02/09/2017

La guêpe est aussi un enfant du Bon Dieu!

Au retour d’une croisière frisquette vers les fjords de Norvège, on a dressé en son jardin broyard une plus estivale table de retrouvailles. Les invités y savourent la truite fumée au fenouil, un vin clairet, la tarte au citron. L’esprit est à la gourmandise, à la poésie. Et c'est à cet instant d’amitié partagée que l’intruse survient pour tout gâcher.
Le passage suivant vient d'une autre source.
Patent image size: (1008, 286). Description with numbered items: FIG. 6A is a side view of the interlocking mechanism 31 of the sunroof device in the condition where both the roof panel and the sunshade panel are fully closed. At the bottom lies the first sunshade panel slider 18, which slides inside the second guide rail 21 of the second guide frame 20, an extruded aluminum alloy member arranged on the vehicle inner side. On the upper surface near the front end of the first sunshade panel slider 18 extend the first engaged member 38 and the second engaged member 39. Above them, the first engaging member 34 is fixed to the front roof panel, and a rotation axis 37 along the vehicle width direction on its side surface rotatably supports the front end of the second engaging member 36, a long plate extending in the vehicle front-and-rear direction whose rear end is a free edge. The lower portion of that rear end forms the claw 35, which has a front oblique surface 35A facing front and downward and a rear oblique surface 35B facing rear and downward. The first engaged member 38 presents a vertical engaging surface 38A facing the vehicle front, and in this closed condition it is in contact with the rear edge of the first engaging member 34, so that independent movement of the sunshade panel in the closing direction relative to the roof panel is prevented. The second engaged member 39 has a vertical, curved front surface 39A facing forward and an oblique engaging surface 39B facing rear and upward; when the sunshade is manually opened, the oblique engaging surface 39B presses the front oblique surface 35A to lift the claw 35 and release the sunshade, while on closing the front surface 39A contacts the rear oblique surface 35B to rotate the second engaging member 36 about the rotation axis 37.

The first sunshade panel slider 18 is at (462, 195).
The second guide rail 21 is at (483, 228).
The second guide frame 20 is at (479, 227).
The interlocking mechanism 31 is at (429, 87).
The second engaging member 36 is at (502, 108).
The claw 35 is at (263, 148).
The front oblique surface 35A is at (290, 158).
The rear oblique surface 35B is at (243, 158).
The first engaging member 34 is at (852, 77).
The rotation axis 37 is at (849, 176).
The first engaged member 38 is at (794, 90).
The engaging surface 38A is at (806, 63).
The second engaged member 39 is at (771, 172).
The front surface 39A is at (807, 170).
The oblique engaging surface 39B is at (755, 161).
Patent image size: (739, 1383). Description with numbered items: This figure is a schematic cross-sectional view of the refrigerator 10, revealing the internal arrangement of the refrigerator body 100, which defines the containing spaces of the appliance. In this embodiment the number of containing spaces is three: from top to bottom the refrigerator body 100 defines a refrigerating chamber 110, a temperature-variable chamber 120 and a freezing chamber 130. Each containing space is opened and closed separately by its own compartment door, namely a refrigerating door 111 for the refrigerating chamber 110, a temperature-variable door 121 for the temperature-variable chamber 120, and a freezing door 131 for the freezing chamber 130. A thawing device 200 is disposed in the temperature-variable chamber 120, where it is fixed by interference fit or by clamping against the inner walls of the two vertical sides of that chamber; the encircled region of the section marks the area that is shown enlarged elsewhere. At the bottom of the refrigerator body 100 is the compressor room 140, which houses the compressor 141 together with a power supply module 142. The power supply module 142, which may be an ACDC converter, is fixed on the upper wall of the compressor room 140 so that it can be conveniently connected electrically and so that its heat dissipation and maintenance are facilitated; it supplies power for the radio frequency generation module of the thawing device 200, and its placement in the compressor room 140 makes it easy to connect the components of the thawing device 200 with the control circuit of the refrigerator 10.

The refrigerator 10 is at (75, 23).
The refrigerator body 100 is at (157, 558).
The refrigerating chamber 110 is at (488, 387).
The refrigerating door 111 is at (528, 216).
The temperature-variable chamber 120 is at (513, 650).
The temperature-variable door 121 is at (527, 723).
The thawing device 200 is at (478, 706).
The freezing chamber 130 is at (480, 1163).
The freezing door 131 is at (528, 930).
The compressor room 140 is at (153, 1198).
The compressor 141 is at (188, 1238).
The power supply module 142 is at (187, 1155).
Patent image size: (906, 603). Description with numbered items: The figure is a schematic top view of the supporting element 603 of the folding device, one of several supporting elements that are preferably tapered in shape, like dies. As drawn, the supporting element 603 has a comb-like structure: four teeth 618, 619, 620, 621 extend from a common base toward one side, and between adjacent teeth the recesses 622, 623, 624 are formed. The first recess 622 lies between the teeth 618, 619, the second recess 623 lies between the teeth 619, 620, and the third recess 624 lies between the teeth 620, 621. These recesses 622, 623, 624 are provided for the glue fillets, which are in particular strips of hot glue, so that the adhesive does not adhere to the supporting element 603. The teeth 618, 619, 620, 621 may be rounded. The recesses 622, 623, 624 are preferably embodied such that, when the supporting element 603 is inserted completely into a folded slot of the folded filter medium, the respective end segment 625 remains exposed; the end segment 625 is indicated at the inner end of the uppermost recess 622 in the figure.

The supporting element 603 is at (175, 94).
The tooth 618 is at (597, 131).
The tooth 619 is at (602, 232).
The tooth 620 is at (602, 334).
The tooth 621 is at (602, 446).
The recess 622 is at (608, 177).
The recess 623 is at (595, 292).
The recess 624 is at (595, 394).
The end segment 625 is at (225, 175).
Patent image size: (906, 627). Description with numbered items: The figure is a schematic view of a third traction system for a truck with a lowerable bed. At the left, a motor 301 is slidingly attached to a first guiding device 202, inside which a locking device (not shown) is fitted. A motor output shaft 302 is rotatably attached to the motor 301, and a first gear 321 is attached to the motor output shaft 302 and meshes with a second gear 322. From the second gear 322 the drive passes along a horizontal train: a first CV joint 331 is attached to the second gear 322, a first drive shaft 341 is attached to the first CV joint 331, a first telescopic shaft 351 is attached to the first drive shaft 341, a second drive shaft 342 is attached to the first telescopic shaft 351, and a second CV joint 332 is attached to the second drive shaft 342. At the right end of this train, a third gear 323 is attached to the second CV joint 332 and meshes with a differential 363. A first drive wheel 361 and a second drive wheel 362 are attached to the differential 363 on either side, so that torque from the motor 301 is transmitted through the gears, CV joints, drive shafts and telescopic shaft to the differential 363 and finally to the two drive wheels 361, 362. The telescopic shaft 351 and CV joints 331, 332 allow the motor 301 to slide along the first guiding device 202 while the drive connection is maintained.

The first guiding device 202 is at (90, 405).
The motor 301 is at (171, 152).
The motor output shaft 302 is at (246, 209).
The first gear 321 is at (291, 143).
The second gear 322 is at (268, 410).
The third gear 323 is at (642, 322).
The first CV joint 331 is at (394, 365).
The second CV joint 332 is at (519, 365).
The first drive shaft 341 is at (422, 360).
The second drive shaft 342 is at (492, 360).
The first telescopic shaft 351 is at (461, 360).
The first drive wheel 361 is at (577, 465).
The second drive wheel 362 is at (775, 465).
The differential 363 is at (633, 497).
Je parle de la guêpe: du latin vespa, en vieil allemand wefsa, en allemand d'aujourd'hui Wespe, en anglais wasp, en patois vaudois vouîpa… J'ignore comment ça se dit en bantou ou en toltèque, mais ça doit sonner plus  âprement, avec lettres sifflantes et fricatives. Bref, la guêpe s’annonce partout indésirable déjà par la consonance de son nom.
Au microscope, elle présente un profil de clerc de notaire, de face une grimace vampirique ou, plus terrifiant encore, le sourire de Mlle Hedwige, l’infirmière scolaire qui vous vaccina à 6 ans contre la poliomyélite, dans une école de Moudon.
A l’instar de cette Cruella de votre enfance, la guêpe ne zonzonne pas comme le bourdon, elle vrombit. Avec ses sœurs et nièces, elle tricote une espèce de tignasse de sorcière dont s’échappent des tonalités d’instruments à anche double, telle la bombarde du XIVe siècle - aïeule du basson.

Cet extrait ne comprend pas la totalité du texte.